For the next half-hour Jobs berated the group. "You've tarnished Apple's reputation," he told them. "You should hate each other for having let each other down." The public humiliation particularly infuriated Jobs. Walt Mossberg, the influential Wall Street Journal gadget columnist, had panned MobileMe. "Mossberg, our friend, is no longer writing good things about us," Jobs said. On the spot, Jobs named a new executive to run the group.My favorite defense blogger, Tom Ricks, find this to be actually a good thing ("In fact, what Jobs did strikes me as simply enforcing accountability -- which is what leaders should do.")

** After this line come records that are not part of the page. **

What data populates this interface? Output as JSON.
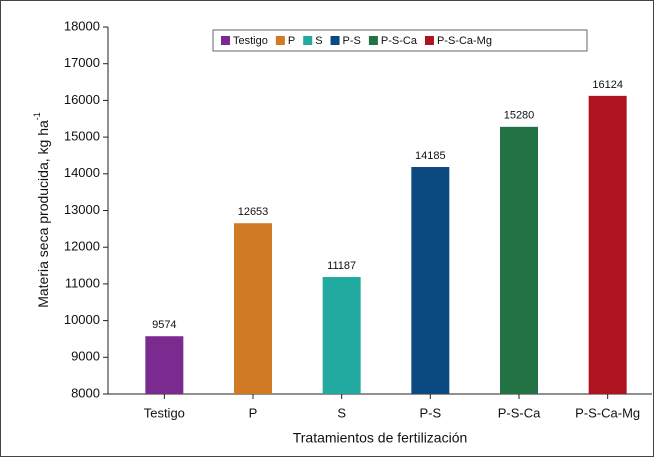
{
  "chart_data": {
    "type": "bar",
    "categories": [
      "Testigo",
      "P",
      "S",
      "P-S",
      "P-S-Ca",
      "P-S-Ca-Mg"
    ],
    "values": [
      9574,
      12653,
      11187,
      14185,
      15280,
      16124
    ],
    "colors": [
      "#7b2a90",
      "#d07a25",
      "#22aaa0",
      "#0b4a80",
      "#237245",
      "#ae1420"
    ],
    "xlabel": "Tratamientos de fertilización",
    "ylabel": "Materia seca producida, kg ha",
    "ylabel_superscript": "-1",
    "ylim": [
      8000,
      18000
    ],
    "yticks": [
      8000,
      9000,
      10000,
      11000,
      12000,
      13000,
      14000,
      15000,
      16000,
      17000,
      18000
    ],
    "legend": "top"
  }
}
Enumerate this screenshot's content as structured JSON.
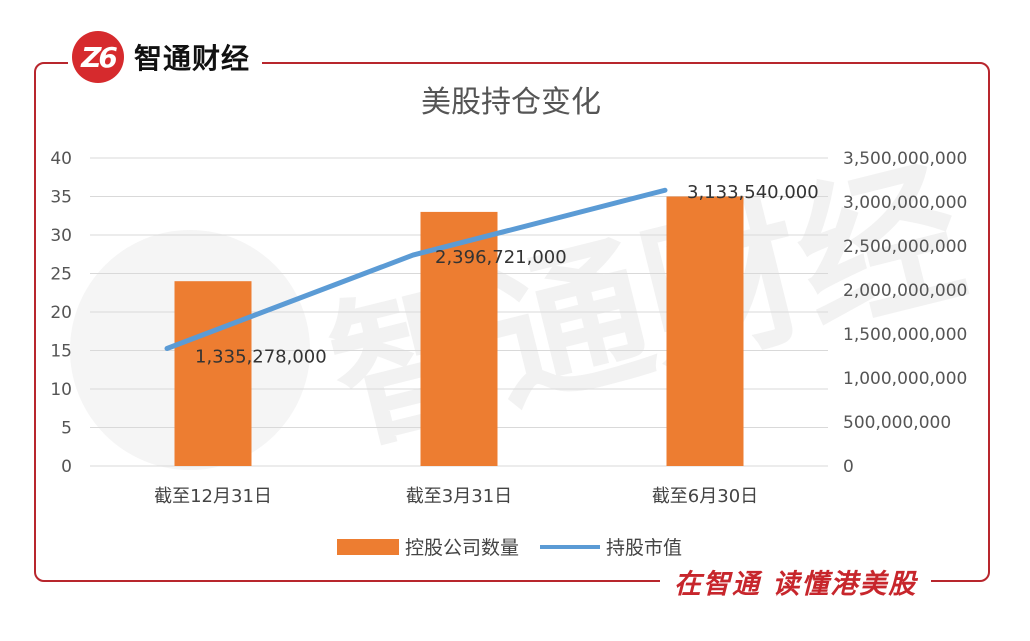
{
  "brand": {
    "logo_mark": "Z6",
    "logo_name": "智通财经",
    "slogan": "在智通  读懂港美股"
  },
  "watermark": {
    "text": "智通财经"
  },
  "colors": {
    "bar": "#ed7d31",
    "line": "#5b9bd5",
    "frame": "#b8262d",
    "grid": "#d9d9d9"
  },
  "chart_data": {
    "type": "bar",
    "title": "美股持仓变化",
    "categories": [
      "截至12月31日",
      "截至3月31日",
      "截至6月30日"
    ],
    "series": [
      {
        "name": "控股公司数量",
        "type": "bar",
        "axis": "left",
        "values": [
          24,
          33,
          35
        ]
      },
      {
        "name": "持股市值",
        "type": "line",
        "axis": "right",
        "values": [
          1335278000,
          2396721000,
          3133540000
        ],
        "labels": [
          "1,335,278,000",
          "2,396,721,000",
          "3,133,540,000"
        ]
      }
    ],
    "y_left": {
      "min": 0,
      "max": 40,
      "ticks": [
        "0",
        "5",
        "10",
        "15",
        "20",
        "25",
        "30",
        "35",
        "40"
      ]
    },
    "y_right": {
      "min": 0,
      "max": 3500000000,
      "ticks": [
        "0",
        "500,000,000",
        "1,000,000,000",
        "1,500,000,000",
        "2,000,000,000",
        "2,500,000,000",
        "3,000,000,000",
        "3,500,000,000"
      ]
    },
    "grid": true,
    "legend": "bottom"
  }
}
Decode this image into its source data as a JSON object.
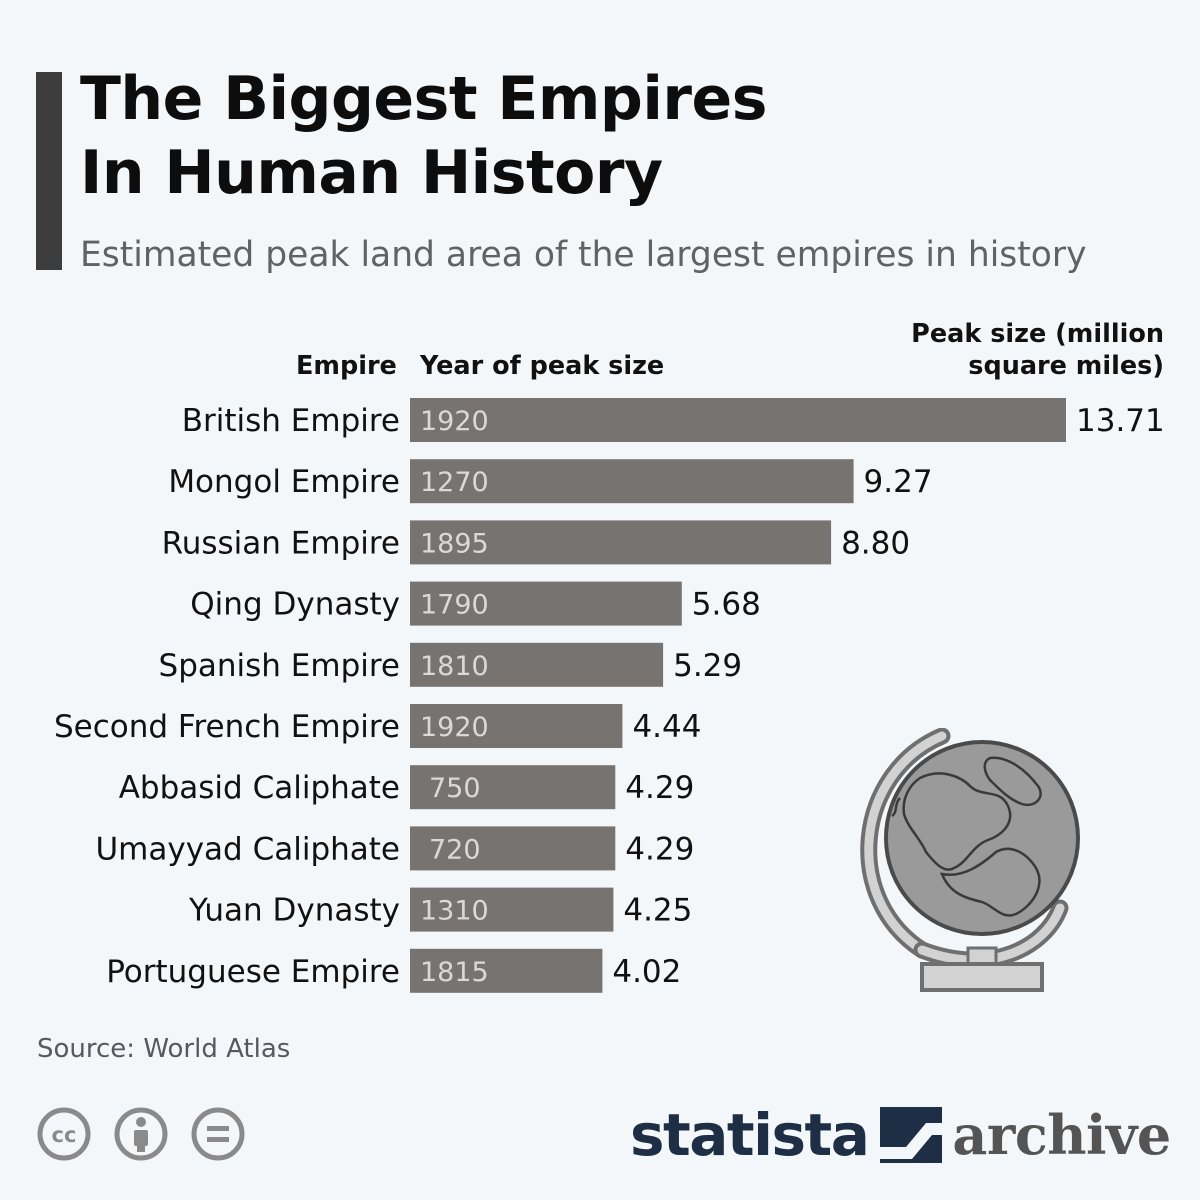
{
  "header": {
    "title_line1": "The Biggest Empires",
    "title_line2": "In Human History",
    "subtitle": "Estimated peak land area of the largest empires in history"
  },
  "columns": {
    "empire": "Empire",
    "year": "Year of peak size",
    "peak_line1": "Peak size (million",
    "peak_line2": "square miles)"
  },
  "chart_data": {
    "type": "bar",
    "orientation": "horizontal",
    "categories": [
      "British Empire",
      "Mongol Empire",
      "Russian Empire",
      "Qing Dynasty",
      "Spanish Empire",
      "Second French Empire",
      "Abbasid Caliphate",
      "Umayyad Caliphate",
      "Yuan Dynasty",
      "Portuguese Empire"
    ],
    "years": [
      "1920",
      "1270",
      "1895",
      "1790",
      "1810",
      "1920",
      "750",
      "720",
      "1310",
      "1815"
    ],
    "values": [
      13.71,
      9.27,
      8.8,
      5.68,
      5.29,
      4.44,
      4.29,
      4.29,
      4.25,
      4.02
    ],
    "value_labels": [
      "13.71",
      "9.27",
      "8.80",
      "5.68",
      "5.29",
      "4.44",
      "4.29",
      "4.29",
      "4.25",
      "4.02"
    ],
    "bar_color": "#777370",
    "year_label_color": "#d9d9d9"
  },
  "footer": {
    "source": "Source: World Atlas",
    "brand_left": "statista",
    "brand_right": "archive"
  },
  "icons": [
    "creative-commons-icon",
    "attribution-icon",
    "no-derivatives-icon",
    "statista-logo-icon",
    "globe-icon"
  ],
  "colors": {
    "background": "#f4f7fa",
    "accent_bar": "#3d3d3d",
    "brand_dark": "#1d2e45",
    "brand_grey": "#545454"
  }
}
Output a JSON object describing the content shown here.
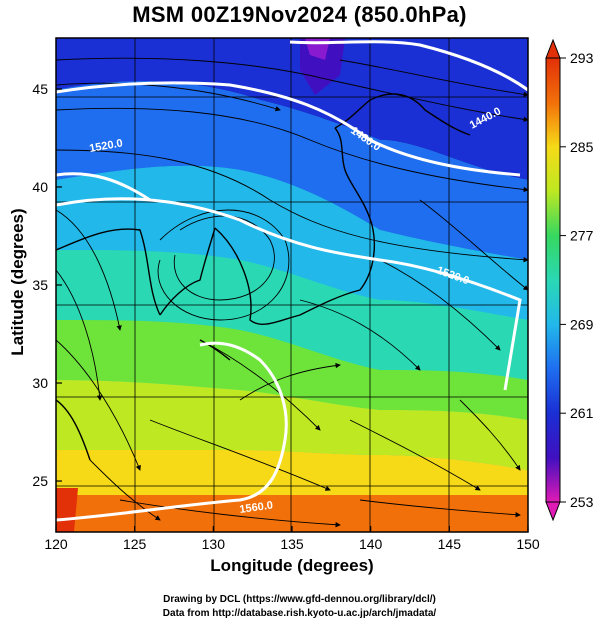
{
  "title": "MSM 00Z19Nov2024 (850.0hPa)",
  "xlabel": "Longitude (degrees)",
  "ylabel": "Latitude  (degrees)",
  "credits": {
    "line1": "Drawing by DCL (https://www.gfd-dennou.org/library/dcl/)",
    "line2": "Data from http://database.rish.kyoto-u.ac.jp/arch/jmadata/"
  },
  "chart_data": {
    "type": "heatmap",
    "description": "850hPa temperature (K) shaded, geopotential height contours (m), wind streamlines, coastlines",
    "x_range": [
      120,
      150
    ],
    "y_range": [
      22.4,
      47.6
    ],
    "x_ticks": [
      120,
      125,
      130,
      135,
      140,
      145,
      150
    ],
    "y_ticks": [
      25,
      30,
      35,
      40,
      45
    ],
    "colorbar": {
      "min": 253,
      "max": 293,
      "tick_labels": [
        293,
        285,
        277,
        269,
        261,
        253
      ],
      "colors": [
        "#e01ab4",
        "#4010c0",
        "#1a2fd4",
        "#1f6ef0",
        "#22b8ea",
        "#2ad8b4",
        "#36d860",
        "#6ee43a",
        "#bde822",
        "#f6da18",
        "#f8a410",
        "#f2700a",
        "#e23008"
      ]
    },
    "height_contours": [
      {
        "label": "1440.0"
      },
      {
        "label": "1480.0"
      },
      {
        "label": "1520.0"
      },
      {
        "label": "1520.0"
      },
      {
        "label": "1560.0"
      }
    ],
    "legend_position": "right"
  }
}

I'm of two minds about this and its relatability to the pharma/chemical world. First of all, nobody likes failure and Ricks is right -- someone needs to be held accountable when there are large failures. Relieving the executive in charge seems like accountability that doesn't seem to happen in the pharma world very often (or, at least, in my short time, I haven't seen it yet.) But Apple and other software companies control the horizontal and the vertical to a much greater extent than a pharma exec. Apple's software and tech products are subject to a man-made environment, while successful drug launches are subject to biological complexities that can stymie the best of plans.
But there's one thing coming out of Apple that I find extraordinary, and something that I hope catches on everywhere -- the Directly Responsible Individual:
The accountability mindset extends down the ranks. At Apple there is never any confusion as to who is responsible for what. Internal Applespeak even has a name for it, the "DRI," or directly responsible individual. Often the DRI's name will appear on an agenda for a meeting, so everybody knows who is responsible. "Any effective meeting at Apple will have an action list," says a former employee. "Next to each action item will be the DRI." A common phrase heard around Apple when someone is trying to learn the right contact on a project: "Who's the DRI on that?"Obviously, this is equally subject to gaming and politics, like anything else in life. But it's a good idea, nonetheless.